I did some more digging to decide how I was going to approach the protocol used.
I came across the Consult II hand held scanner manual which specifies 3 protocols used of which ISO9141 and KWP2000 are specified as using the DLC-II connector in the car (the OBDII connector).Watch Full Movie Online Streaming Online and Download
ISO9141 is mentioned in the service manual as being used for OBDII communication (with any generic scan tool) – however I confirmed in our version it definitely doesn’t support the OBDII standard, whilst, KWP2000 is used for the Consult II protocol.
Not a lot to go with initially, but I also came across a manual for a key reprogrammer (the keys for our car are coded to the immobiliser and then to the ECU – meaning if you replace the key, the ECU needs reprogramming, if you replace the ECU, the new ECU needs reprogramming).
The baud rates mentioned there are 9600 or 10472. My bets are on 10472 baud being used.
With this, it’s now going to be a case of setting up a test of KWP2000 to the ECU at 10472 baud and attempt to request information from the car.
The KWP2000 protocol is documented, but the requests and responses, the calculations to translate the hex responses to valid data just don’t seem to be publicised.
I do know there are two items out that apparently accomplish very similar to the Nissan Consult II scanner (4000.00 on Ebay). The alternatives are the BlaztII cable for $120 USD (requires a PC in the car), or a handheld scanner from china – “Memoscan N607” – also typically around the $120 mark.
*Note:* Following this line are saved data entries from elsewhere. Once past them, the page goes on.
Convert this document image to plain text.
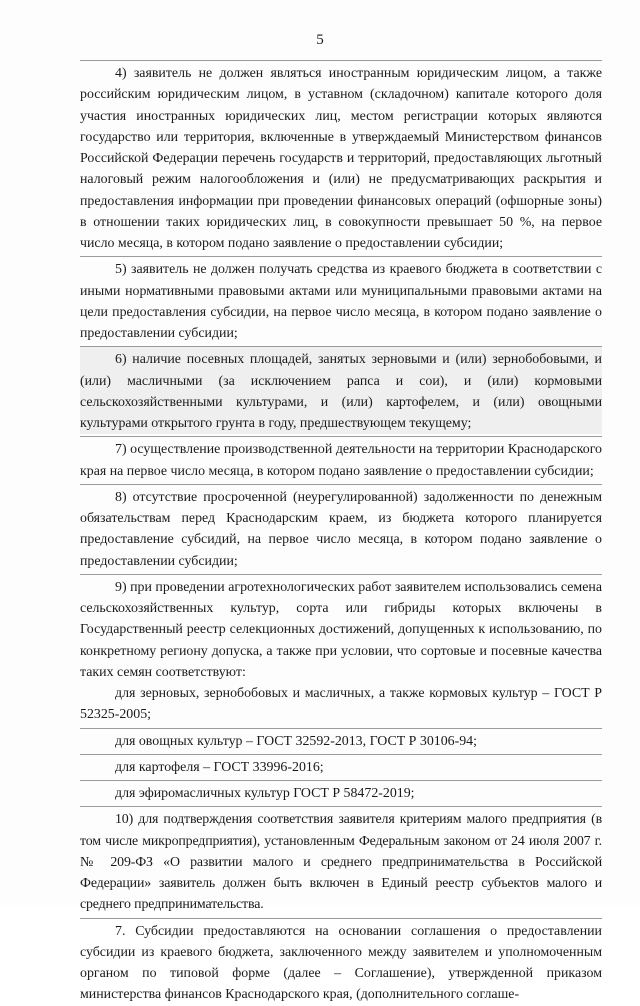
5

4) заявитель не должен являться иностранным юридическим лицом, а также российским юридическим лицом, в уставном (складочном) капитале которого доля участия иностранных юридических лиц, местом регистрации которых являются государство или территория, включенные в утверждаемый Министерством финансов Российской Федерации перечень государств и территорий, предоставляющих льготный налоговый режим налогообложения и (или) не предусматривающих раскрытия и предоставления информации при проведении финансовых операций (офшорные зоны) в отношении таких юридических лиц, в совокупности превышает 50 %, на первое число месяца, в котором подано заявление о предоставлении субсидии;

5) заявитель не должен получать средства из краевого бюджета в соответствии с иными нормативными правовыми актами или муниципальными правовыми актами на цели предоставления субсидии, на первое число месяца, в котором подано заявление о предоставлении субсидии;

6) наличие посевных площадей, занятых зерновыми и (или) зернобобовыми, и (или) масличными (за исключением рапса и сои), и (или) кормовыми сельскохозяйственными культурами, и (или) картофелем, и (или) овощными культурами открытого грунта в году, предшествующем текущему;

7) осуществление производственной деятельности на территории Краснодарского края на первое число месяца, в котором подано заявление о предоставлении субсидии;

8) отсутствие просроченной (неурегулированной) задолженности по денежным обязательствам перед Краснодарским краем, из бюджета которого планируется предоставление субсидий, на первое число месяца, в котором подано заявление о предоставлении субсидии;

9) при проведении агротехнологических работ заявителем использовались семена сельскохозяйственных культур, сорта или гибриды которых включены в Государственный реестр селекционных достижений, допущенных к использованию, по конкретному региону допуска, а также при условии, что сортовые и посевные качества таких семян соответствуют:

для зерновых, зернобобовых и масличных, а также кормовых культур – ГОСТ Р 52325-2005;

для овощных культур – ГОСТ 32592-2013, ГОСТ Р 30106-94;

для картофеля – ГОСТ 33996-2016;

для эфиромасличных культур ГОСТ Р 58472-2019;

10) для подтверждения соответствия заявителя критериям малого предприятия (в том числе микропредприятия), установленным Федеральным законом от 24 июля 2007 г. № 209-ФЗ «О развитии малого и среднего предпринимательства в Российской Федерации» заявитель должен быть включен в Единый реестр субъектов малого и среднего предпринимательства.

7. Субсидии предоставляются на основании соглашения о предоставлении субсидии из краевого бюджета, заключенного между заявителем и уполномоченным органом по типовой форме (далее – Соглашение), утвержденной приказом министерства финансов Краснодарского края, (дополнительного соглаше-
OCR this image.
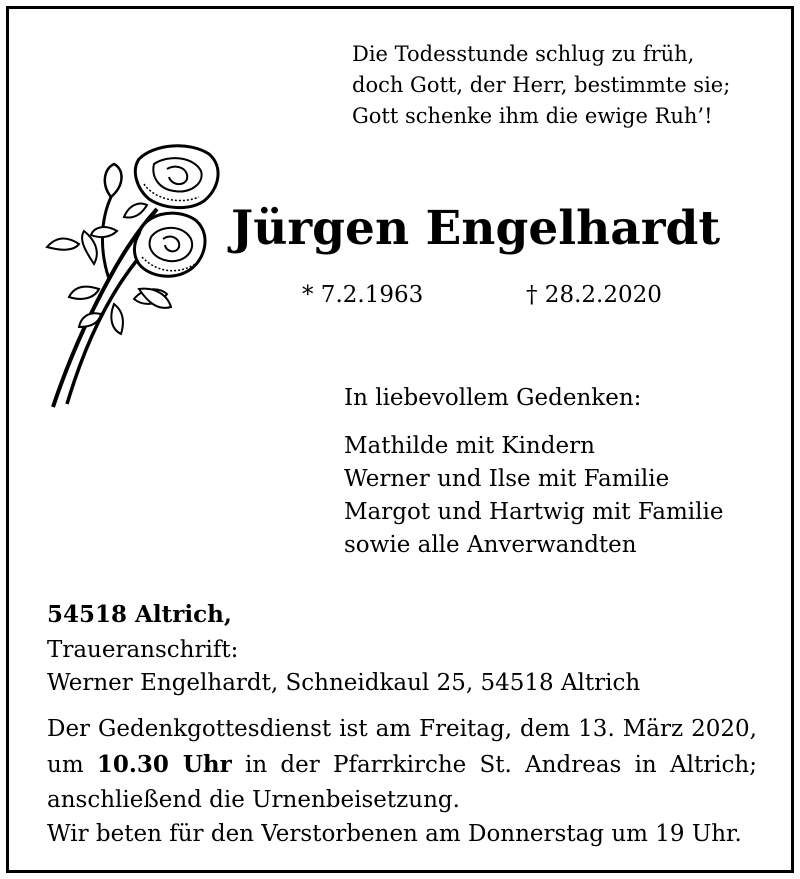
Die Todesstunde schlug zu früh,
doch Gott, der Herr, bestimmte sie;
Gott schenke ihm die ewige Ruh’!
Jürgen Engelhardt
* 7.2.1963	† 28.2.2020
In liebevollem Gedenken:
Mathilde mit Kindern
Werner und Ilse mit Familie
Margot und Hartwig mit Familie
sowie alle Anverwandten
54518 Altrich,
Traueranschrift:
Werner Engelhardt, Schneidkaul 25, 54518 Altrich
Der Gedenkgottesdienst ist am Freitag, dem 13. März 2020, um 10.30 Uhr in der Pfarrkirche St. Andreas in Altrich; anschließend die Urnenbeisetzung.
Wir beten für den Verstorbenen am Donnerstag um 19 Uhr.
As I considered last time I was thinking about this, the ECU really is just calculating values from sensors around the car. There’s no reason why the sensors themselves couldn’t be monitored directly and then calculate the same desired information.
I just don’t really want to be running additional cables through the engine bay to get the desired data when a perfectly good data line already exists.
If only the request / responses were readily available!